Both iperf runs are in line with what I expect for my line. But the TCP state losses and FW hits still happen.

What still seems strange to me: all of the TCP state losses and FW hits happen on v4 addresses, although the devices have SLAAC GUAs available. Of course, the public servers, for which those connection dropouts happen, might only have v4 addresses, so I'm not sure if that is any specific symptom.
The TCP dropouts also happen for some apps (e.g. German ZDF Mediathek) more often than for others.
For my internal networks, I have never experienced a state loss - only to the Internet.

What else could be done to diagnose this? I am close to downgrading to 24.1. The timeouts are really annoying during regular use.
#12
Another shot in the dark from my side (I would not be able to explain it, but maybe someone else): could it be a VLAN routing problem? The (LAN) interfaces that have this problem on my device are all VLANs.
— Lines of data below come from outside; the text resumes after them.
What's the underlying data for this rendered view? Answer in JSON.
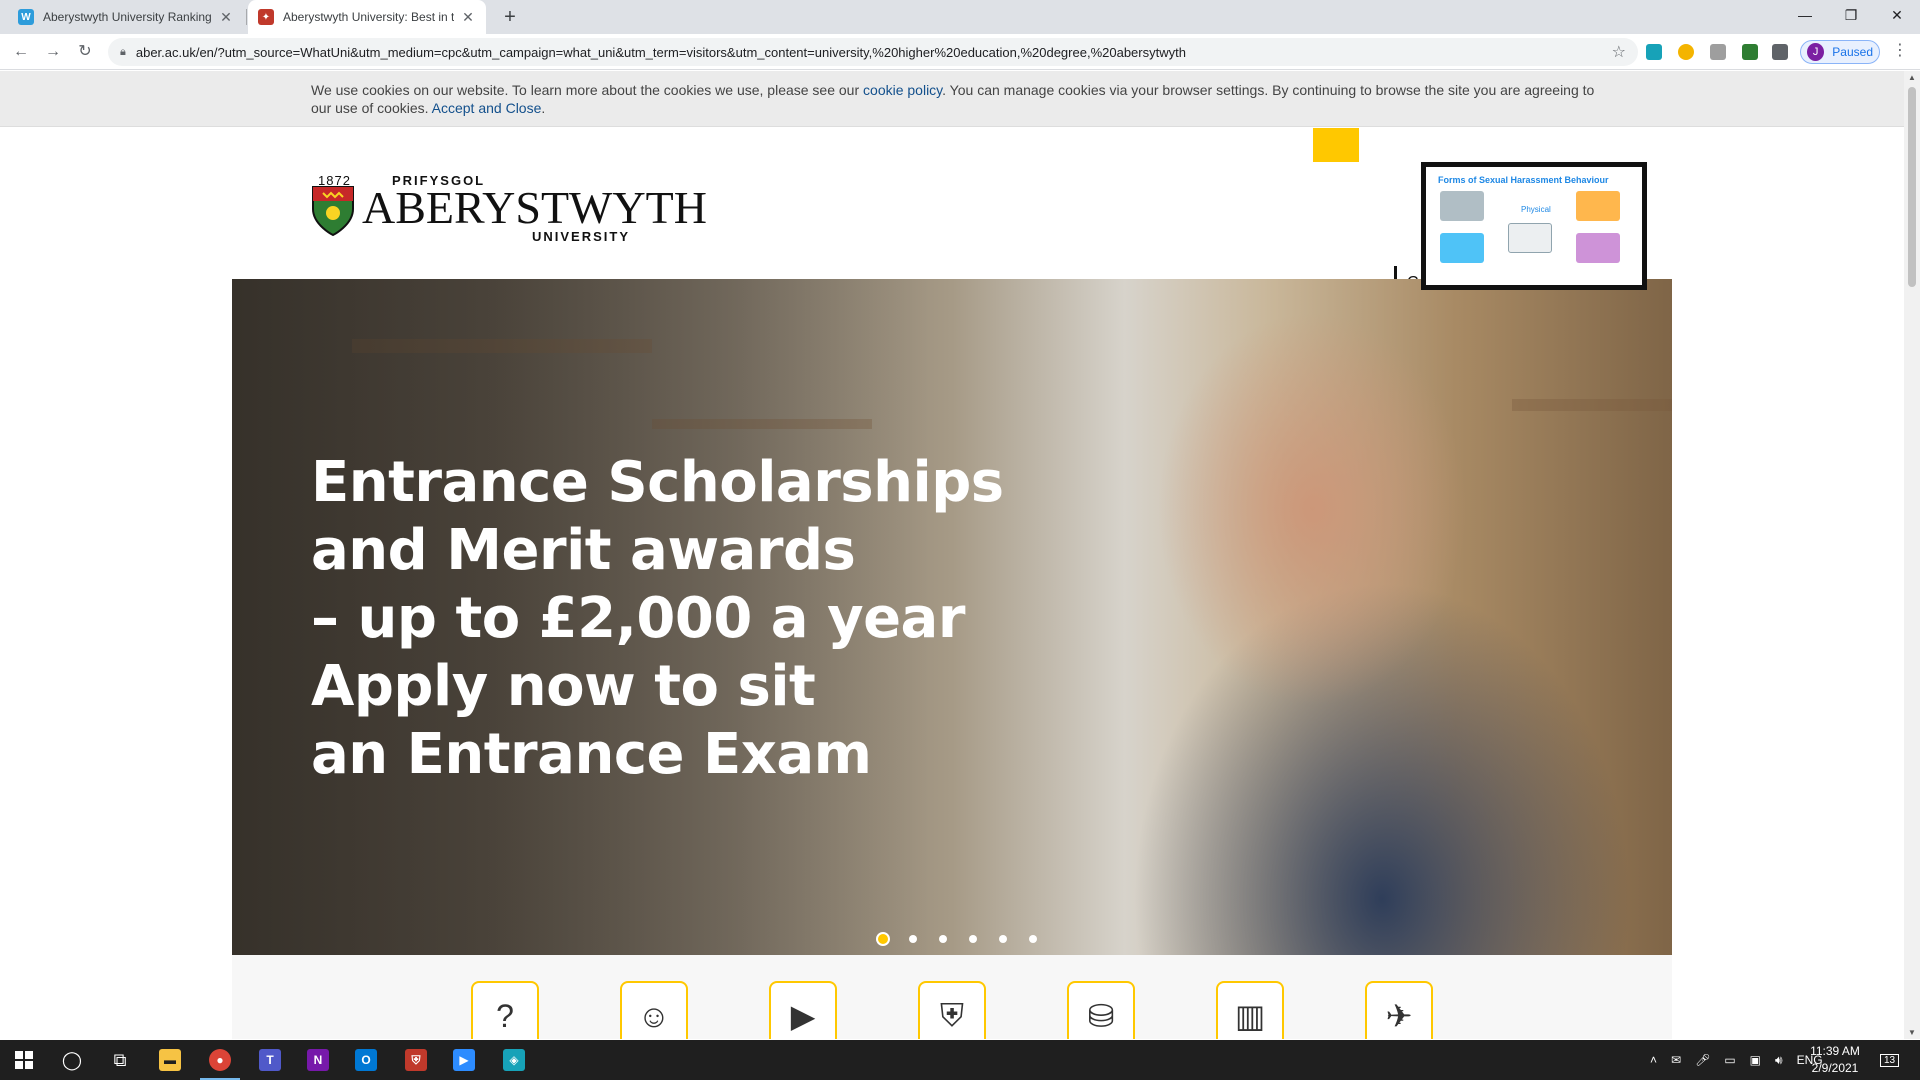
{
  "browser": {
    "tabs": [
      {
        "title": "Aberystwyth University Ranking",
        "favicon_color": "#2d9cdb",
        "favicon_glyph": "W"
      },
      {
        "title": "Aberystwyth University: Best in th",
        "favicon_color": "#c0392b",
        "favicon_glyph": "✦"
      }
    ],
    "url": "aber.ac.uk/en/?utm_source=WhatUni&utm_medium=cpc&utm_campaign=what_uni&utm_term=visitors&utm_content=university,%20higher%20education,%20degree,%20abersytwyth",
    "profile_initial": "J",
    "profile_status": "Paused"
  },
  "cookie_banner": {
    "text_before": "We use cookies on our website. To learn more about the cookies we use, please see our ",
    "policy_link": "cookie policy",
    "text_after": ". You can manage cookies via your browser settings. By continuing to browse the site you are agreeing to our use of cookies. ",
    "accept_link": "Accept and Close",
    "trailing": "."
  },
  "header": {
    "logo_year": "1872",
    "logo_top": "PRIFYSGOL",
    "logo_main": "ABERYSTWYTH",
    "logo_bottom": "UNIVERSITY",
    "nav_partial": "C"
  },
  "pip_video": {
    "title": "Forms of Sexual Harassment Behaviour",
    "label": "Physical"
  },
  "hero": {
    "lines": [
      "Entrance Scholarships",
      "and Merit awards",
      "– up to £2,000 a year",
      "Apply now to sit",
      "an Entrance Exam"
    ],
    "slides_total": 6,
    "active_slide": 1
  },
  "quick_links": [
    {
      "icon": "question-icon"
    },
    {
      "icon": "graduate-icon"
    },
    {
      "icon": "video-play-icon"
    },
    {
      "icon": "crest-icon"
    },
    {
      "icon": "coins-icon"
    },
    {
      "icon": "books-icon"
    },
    {
      "icon": "airplane-icon"
    }
  ],
  "taskbar": {
    "language": "ENG",
    "time": "11:39 AM",
    "date": "2/9/2021",
    "notifications": "13"
  },
  "colors": {
    "accent_yellow": "#ffc800",
    "link_blue": "#13508c"
  }
}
Not LAGGs, but VLANs just like your setup.
At the same time, I have a road warrior WireGuard VPN setup on the same box, leaving via the same WAN, which (at least from very shallow use) did not encounter any problem in this regard.
#13
Yeah, I switched the mirror and then the download worked.

However, even with multiple more hours on the no_sa kernel, the TCP state losses (and FW rule hits) are still there and completely the same.
The "ICMP error message too short (ip6)" (which were the initial starting point for this thread) are gone (like the others described), but the TCP behavior did not change.
#14
Quote from: doktornotor on September 06, 2024, 11:01:24 PM
Fetching the kernel works fine for me.

It's very weird, but fetching the kernel does not work for me anymore: after the status "Fetching kernel-24.7.3-no_sa-amd64.txz" the loading dots just keep on running for a long time. No error message or anything.
The same happens for the other test kernel for 24.7.3 in the snapshot directory (https://pkg.opnsense.org/FreeBSD:14:amd64/snapshots/sets/)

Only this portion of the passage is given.